Nor does Stoddard analyze the final judgment in that case, which was not published. [Case number 4-94-CV-448, Federal District Court, Fourth Division, District of Minnesota; filed 18 May 1994; Judgment entered 9 June 1996. I am very grateful to Dr. Dale Hammerschmidt, one of the named defendants in the Halikas suit, for providing me with a copy of this document. I have posted it on my website (see previous link) so it will be easier to find in the future.]

In that judgment, the court found that "as the Eighth Circuit Court of Appeals has determined in similar cases, the Constitution requires only that Dr. Halikas receive: (1) clear and actual notice of the charges against him; (2) notice of the names of those bringing the charges and the specific nature and factual basis for the charges; (3) a reasonable time and opportunity to respond; and (4) a hearing before an impartial board or tribunal." It did not include the right to appeal as a component of procedural due process under the Constitution.

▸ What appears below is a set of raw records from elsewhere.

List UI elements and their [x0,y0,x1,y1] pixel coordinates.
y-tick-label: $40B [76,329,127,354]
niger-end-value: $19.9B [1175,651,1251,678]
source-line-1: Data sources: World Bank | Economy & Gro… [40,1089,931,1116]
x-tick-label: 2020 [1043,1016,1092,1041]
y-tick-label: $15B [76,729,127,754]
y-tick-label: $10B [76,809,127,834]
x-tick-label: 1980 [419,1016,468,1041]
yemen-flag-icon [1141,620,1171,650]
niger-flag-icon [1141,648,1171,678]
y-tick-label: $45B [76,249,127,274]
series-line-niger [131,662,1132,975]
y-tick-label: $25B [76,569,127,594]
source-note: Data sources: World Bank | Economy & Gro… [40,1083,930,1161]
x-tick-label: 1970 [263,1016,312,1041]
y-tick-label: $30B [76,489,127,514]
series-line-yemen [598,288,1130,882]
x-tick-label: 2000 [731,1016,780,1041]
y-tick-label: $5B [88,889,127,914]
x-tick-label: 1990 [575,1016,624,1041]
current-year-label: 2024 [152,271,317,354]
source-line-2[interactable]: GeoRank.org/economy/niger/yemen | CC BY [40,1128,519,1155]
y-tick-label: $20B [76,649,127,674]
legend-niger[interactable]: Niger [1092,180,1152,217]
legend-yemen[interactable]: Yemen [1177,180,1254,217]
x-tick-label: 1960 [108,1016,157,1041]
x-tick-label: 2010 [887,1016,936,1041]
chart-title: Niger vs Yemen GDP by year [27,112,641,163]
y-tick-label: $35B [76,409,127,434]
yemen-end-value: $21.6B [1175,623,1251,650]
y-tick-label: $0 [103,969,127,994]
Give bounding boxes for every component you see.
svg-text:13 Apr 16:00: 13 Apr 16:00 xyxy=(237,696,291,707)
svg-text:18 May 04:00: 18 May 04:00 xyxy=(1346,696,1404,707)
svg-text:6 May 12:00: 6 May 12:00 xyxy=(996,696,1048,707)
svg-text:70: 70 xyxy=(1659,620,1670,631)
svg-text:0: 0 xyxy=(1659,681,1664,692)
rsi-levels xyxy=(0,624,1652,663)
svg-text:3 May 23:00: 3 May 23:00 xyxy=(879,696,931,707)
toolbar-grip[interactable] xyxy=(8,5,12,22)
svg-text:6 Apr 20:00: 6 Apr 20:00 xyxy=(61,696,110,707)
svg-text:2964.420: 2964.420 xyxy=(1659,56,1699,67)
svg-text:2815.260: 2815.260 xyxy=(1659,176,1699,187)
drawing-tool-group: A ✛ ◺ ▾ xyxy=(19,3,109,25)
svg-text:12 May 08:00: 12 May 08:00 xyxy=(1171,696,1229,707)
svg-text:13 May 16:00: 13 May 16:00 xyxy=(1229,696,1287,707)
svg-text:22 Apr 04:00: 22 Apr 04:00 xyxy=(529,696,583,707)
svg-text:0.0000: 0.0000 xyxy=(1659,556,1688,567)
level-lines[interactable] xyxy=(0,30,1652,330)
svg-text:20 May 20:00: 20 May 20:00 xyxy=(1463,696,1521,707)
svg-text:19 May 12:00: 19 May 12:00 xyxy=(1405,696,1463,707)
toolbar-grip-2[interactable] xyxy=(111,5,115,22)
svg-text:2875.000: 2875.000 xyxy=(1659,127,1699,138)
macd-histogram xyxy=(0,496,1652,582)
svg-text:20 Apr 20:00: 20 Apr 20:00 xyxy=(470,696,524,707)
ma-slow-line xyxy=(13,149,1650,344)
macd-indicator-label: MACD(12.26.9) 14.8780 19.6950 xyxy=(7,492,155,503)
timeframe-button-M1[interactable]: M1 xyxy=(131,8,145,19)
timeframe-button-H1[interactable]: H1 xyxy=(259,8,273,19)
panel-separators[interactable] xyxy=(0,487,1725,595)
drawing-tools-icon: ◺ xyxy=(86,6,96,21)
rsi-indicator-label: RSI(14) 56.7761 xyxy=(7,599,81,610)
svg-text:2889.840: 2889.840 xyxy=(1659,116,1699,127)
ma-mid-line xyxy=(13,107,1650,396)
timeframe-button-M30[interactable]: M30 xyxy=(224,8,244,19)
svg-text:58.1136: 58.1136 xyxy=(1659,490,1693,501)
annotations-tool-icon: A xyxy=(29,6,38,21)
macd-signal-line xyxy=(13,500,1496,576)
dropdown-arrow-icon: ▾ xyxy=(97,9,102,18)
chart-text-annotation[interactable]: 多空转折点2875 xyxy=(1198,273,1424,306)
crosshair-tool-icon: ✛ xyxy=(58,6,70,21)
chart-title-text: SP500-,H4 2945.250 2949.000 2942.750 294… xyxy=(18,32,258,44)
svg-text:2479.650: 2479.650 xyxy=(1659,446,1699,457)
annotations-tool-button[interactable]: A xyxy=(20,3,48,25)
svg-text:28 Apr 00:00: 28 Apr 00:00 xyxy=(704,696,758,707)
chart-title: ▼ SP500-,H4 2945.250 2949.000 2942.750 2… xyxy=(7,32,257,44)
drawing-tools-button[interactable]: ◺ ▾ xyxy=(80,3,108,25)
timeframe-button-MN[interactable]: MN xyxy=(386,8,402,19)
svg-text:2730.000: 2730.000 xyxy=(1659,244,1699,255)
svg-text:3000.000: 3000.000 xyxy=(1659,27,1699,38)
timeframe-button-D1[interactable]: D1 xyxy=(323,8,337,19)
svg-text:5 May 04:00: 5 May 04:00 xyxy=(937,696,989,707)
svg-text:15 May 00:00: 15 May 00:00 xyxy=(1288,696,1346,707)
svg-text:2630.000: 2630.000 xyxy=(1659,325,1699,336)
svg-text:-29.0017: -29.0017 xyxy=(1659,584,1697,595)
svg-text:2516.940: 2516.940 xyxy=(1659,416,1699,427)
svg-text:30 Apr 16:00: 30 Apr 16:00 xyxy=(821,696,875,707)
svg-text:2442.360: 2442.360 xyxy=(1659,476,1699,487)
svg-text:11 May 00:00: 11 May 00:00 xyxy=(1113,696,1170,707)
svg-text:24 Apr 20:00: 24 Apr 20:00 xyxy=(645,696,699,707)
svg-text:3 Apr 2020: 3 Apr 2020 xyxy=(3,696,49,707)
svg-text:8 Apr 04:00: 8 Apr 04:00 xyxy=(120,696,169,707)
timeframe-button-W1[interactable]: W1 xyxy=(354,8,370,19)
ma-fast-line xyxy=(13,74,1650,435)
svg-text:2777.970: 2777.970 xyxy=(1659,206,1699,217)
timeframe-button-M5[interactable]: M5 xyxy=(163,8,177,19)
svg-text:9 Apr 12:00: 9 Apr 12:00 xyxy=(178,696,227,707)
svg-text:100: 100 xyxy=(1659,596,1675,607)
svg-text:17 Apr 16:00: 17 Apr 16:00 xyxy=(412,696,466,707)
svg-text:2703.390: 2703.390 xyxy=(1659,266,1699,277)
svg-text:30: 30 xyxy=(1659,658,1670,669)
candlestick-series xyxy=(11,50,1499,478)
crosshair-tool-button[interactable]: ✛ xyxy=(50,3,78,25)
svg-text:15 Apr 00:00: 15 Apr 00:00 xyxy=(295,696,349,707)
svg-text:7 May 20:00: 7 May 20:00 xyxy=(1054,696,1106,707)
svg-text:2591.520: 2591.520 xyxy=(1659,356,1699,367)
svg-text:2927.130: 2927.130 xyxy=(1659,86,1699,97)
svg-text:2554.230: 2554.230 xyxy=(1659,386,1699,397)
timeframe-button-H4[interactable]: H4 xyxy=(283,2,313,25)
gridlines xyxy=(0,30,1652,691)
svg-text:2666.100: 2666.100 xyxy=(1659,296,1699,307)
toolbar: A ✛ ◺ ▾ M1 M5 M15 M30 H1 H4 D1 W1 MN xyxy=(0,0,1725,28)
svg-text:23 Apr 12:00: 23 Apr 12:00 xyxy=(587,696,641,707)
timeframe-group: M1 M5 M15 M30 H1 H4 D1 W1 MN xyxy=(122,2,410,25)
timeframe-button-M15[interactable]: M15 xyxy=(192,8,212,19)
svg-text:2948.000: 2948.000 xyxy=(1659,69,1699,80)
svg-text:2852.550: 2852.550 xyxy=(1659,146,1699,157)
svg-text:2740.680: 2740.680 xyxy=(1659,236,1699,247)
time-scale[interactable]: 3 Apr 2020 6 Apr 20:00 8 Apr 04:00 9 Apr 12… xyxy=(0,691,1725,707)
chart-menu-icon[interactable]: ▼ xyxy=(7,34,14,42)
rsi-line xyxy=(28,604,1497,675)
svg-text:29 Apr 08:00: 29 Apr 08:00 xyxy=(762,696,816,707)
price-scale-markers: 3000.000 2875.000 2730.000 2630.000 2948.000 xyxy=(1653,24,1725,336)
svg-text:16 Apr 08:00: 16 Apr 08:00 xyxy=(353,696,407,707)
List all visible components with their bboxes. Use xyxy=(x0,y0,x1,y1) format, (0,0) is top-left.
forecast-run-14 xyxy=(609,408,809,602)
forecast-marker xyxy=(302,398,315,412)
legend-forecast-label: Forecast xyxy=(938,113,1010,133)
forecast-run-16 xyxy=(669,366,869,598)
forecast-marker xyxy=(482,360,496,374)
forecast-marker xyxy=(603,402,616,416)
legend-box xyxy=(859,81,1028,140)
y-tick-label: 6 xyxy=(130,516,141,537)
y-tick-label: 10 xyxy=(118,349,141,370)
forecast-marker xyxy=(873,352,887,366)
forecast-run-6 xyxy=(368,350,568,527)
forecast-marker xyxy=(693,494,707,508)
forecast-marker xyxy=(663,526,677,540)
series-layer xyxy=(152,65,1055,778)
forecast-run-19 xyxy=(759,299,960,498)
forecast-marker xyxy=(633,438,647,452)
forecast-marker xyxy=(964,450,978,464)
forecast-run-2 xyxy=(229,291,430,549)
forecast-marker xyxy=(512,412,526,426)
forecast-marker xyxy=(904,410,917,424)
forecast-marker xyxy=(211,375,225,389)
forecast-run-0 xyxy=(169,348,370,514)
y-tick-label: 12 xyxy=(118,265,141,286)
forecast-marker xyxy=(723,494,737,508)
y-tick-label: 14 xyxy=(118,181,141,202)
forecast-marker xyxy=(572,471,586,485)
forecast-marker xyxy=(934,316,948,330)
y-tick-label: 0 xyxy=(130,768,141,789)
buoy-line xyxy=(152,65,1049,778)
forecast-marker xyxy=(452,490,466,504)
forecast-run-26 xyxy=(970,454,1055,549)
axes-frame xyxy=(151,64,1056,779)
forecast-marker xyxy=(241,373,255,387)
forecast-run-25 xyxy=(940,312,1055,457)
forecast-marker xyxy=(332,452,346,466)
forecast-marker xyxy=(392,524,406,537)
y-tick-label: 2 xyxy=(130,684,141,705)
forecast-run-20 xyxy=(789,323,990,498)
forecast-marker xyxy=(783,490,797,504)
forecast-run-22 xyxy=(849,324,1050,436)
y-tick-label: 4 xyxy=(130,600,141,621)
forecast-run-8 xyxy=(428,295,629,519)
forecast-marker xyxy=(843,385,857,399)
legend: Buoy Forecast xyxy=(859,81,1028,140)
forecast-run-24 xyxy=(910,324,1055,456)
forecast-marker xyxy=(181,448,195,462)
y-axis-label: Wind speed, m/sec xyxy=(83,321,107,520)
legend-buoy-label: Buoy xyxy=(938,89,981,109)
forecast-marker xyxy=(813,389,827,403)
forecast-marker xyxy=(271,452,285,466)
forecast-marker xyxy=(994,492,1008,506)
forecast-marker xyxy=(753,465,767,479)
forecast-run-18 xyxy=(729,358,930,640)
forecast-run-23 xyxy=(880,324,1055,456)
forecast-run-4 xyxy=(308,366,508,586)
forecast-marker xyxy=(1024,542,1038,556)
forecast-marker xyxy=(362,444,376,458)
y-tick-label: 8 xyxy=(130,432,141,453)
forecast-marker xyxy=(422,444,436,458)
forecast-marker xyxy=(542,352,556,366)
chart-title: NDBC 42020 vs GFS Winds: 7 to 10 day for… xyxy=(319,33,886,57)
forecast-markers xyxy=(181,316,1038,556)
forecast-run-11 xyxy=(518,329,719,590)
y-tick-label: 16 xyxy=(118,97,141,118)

The "similar cases" which Judge James Rosenbaum used to reach this result were two cases in which employees of public universities contested their firing: Riggins v. Board of Regents of Univ. of Neb., 790 F. 2d 707, 712 (8th Cir. 1985) and King v. University of Minn., 774 F. 2d 224, 228 (8th Cir. 1985), cert. denied, 475 U.S. 1095 (1986).

This comparison casts doubt on Dr. Hammerschmidt's claim that Judge Rosenbaum "formally recognized the concept that the opportunity to conduct research upon human subjects is a privilege, rather than a right." ["'There is no substantive due process right to conduct human-subject research': The Saga of the Minnesota Gamma Hydroxybutyrate Study," IRB: Ethics and Human Research. 19 (May - Aug., 1997): 13-15. This is amplified in Steven Peckman, ["A Shared Responsibility for Protecting Human Subjects," in Institutional Review Board: Management and Function, ed. Robert J. Amdur, Elizabeth A. Bankert (Jones & Bartlett Learning, 2006), 17.]

To the contrary, Riggins specifically states that "Public employees may have a property right in continued employment." And King involved the dismissal of a tenured professor. By invoking these precedents, the Halikas decision suggests that while research is not a substantive due process right, researchers may have procedural due processs rights comparable to those enjoyed by public employees and tenured professors. Halikas makes no mention of research as a "privilege."

Though the Halikas judgment was sufficient to decide the case before the court, it left unanswered many questions about the rights of researchers who face IRBs. Are the procedural protections set forth in King and Riggins adequate to protect the right to research, academic freedom, or a property right in continued employment? Do professors in their capacity as researchers deserve more, less, or equivalent protections as professors in their capacity as teachers? What rights, if any, might student-researchers claim? Would Halikas or King have been decided differently had the plaintiffs offered free-speech claims? Does the "human research" in the judgment refer to social research as well as the medical research that was the subject of the IRB proceedings against Halikas? (The final judgment describes the IRB as a "medical research review body.") Does a board or tribunal have to be competent as well as impartial?

Halikas leaves all these questions unanswered. A careful analysis of that case would be a good starting place for further legal scholarship on the due process implications of IRB policies.